The drive kit came with a 12vdc wall wart that can put out about 30W of juice. The enclosure has cutouts for the 12v barrel connector, the "USB3.0 HDD style" connector, and a lockstrap hole.
Minor modifications with a dremel tool made the USB slot into a standard USB sized opening, and the lockstrap hole large enough to accomodate a mini HDMI port.
Inside, I took a 2.5in to 3.5in bay adapter, put the rubberized pegs on, then marked mounting points for a minnowboard max 2 with a sharpie marker, drilled them out, then attached standoffs using a combination of small back-facing nuts and washers. In the 2.5in bay, I installed a 2.5 inch SATA HDD.

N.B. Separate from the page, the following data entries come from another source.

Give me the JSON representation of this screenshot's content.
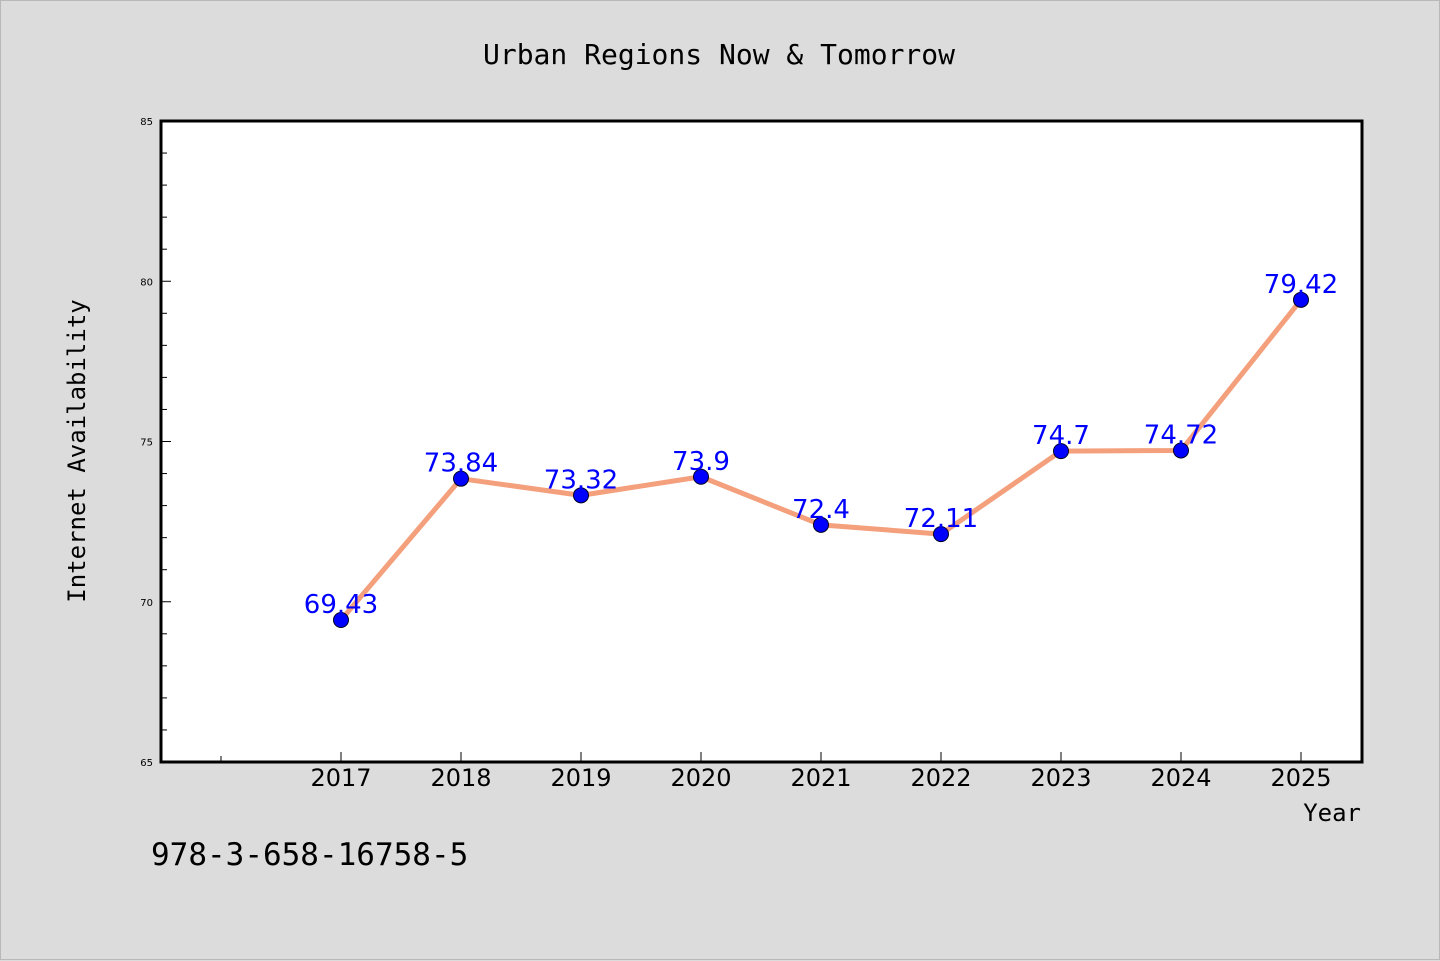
{
  "chart_data": {
    "type": "line",
    "title": "Urban Regions Now & Tomorrow",
    "xlabel": "Year",
    "ylabel": "Internet Availability",
    "categories": [
      "2017",
      "2018",
      "2019",
      "2020",
      "2021",
      "2022",
      "2023",
      "2024",
      "2025"
    ],
    "series": [
      {
        "values": [
          69.43,
          73.84,
          73.32,
          73.9,
          72.4,
          72.11,
          74.7,
          74.72,
          79.42
        ],
        "labels": [
          "69.43",
          "73.84",
          "73.32",
          "73.9",
          "72.4",
          "72.11",
          "74.7",
          "74.72",
          "79.42"
        ],
        "line_color": "#f4a07c",
        "marker_color": "#0000ff"
      }
    ],
    "ylim": [
      65,
      85
    ],
    "yticks": [
      "65",
      "70",
      "75",
      "80",
      "85"
    ],
    "grid": false,
    "legend": "none",
    "background": "#dcdcdc",
    "plot_background": "#ffffff",
    "label_color": "#0000ff"
  },
  "caption": "978-3-658-16758-5"
}
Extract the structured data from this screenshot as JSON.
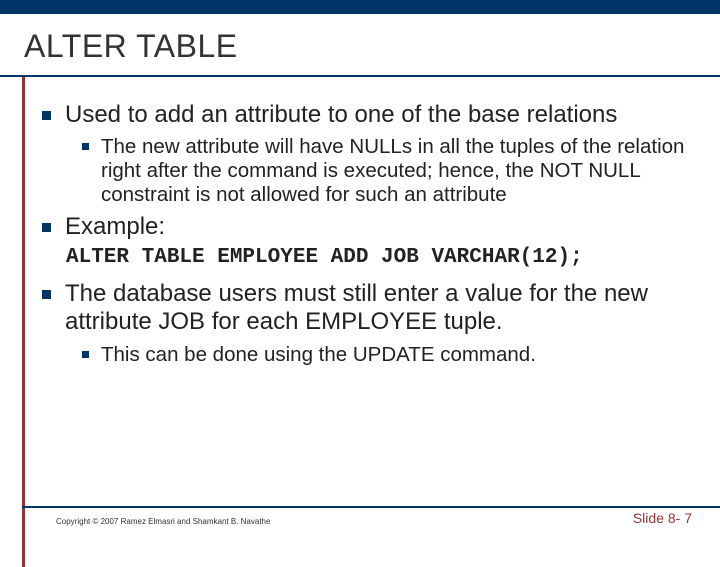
{
  "colors": {
    "top_bar": "#003366",
    "accent_border": "#993333",
    "bullet": "#003366",
    "title_text": "#333333",
    "body_text": "#222222",
    "slide_num": "#993333",
    "background": "#ffffff"
  },
  "title": "ALTER TABLE",
  "bullets": [
    {
      "level": 1,
      "text": "Used to add an attribute to one of the base relations"
    },
    {
      "level": 2,
      "text": "The new attribute will have NULLs in all the tuples of the relation right after the command is executed; hence, the NOT NULL constraint is not allowed  for such an attribute"
    },
    {
      "level": 1,
      "text": "Example:"
    }
  ],
  "code": "ALTER TABLE EMPLOYEE ADD JOB VARCHAR(12);",
  "bullets2": [
    {
      "level": 1,
      "text": "The database users must still enter a value for the new attribute JOB for each EMPLOYEE tuple."
    },
    {
      "level": 2,
      "text": "This can be done using the UPDATE command."
    }
  ],
  "footer": {
    "copyright": "Copyright © 2007 Ramez Elmasri and Shamkant B. Navathe",
    "slide": "Slide 8- 7"
  },
  "typography": {
    "title_fontsize": 32,
    "l1_fontsize": 24,
    "l2_fontsize": 20.5,
    "code_fontsize": 21,
    "copyright_fontsize": 8,
    "slidenum_fontsize": 14
  }
}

The minnowboard is unique among SBCs, because it has a real SATA interface on it. It is a dual core intel atom system with intel integrated video. Whoopy freaking do, except for the fact that it's total TDP is around 6 watts. That's low enough to run without a fan, and well within the 30W the DC supply that came with the drive can deliver. The problem is that it needs 5vdc, not 12vdc. Easily fixed with a DC-DC power converter.
Long story short, I found that there was enough room inside the enclosure for the HDD, the minnowboard, extender cables going to the port openings from the minnoboard, an interal USB2.0 hub for things like WiFi and Bluetooth, the DC-DC power converter, and all that jazz.
It makes a very snazzy looking HTPC box.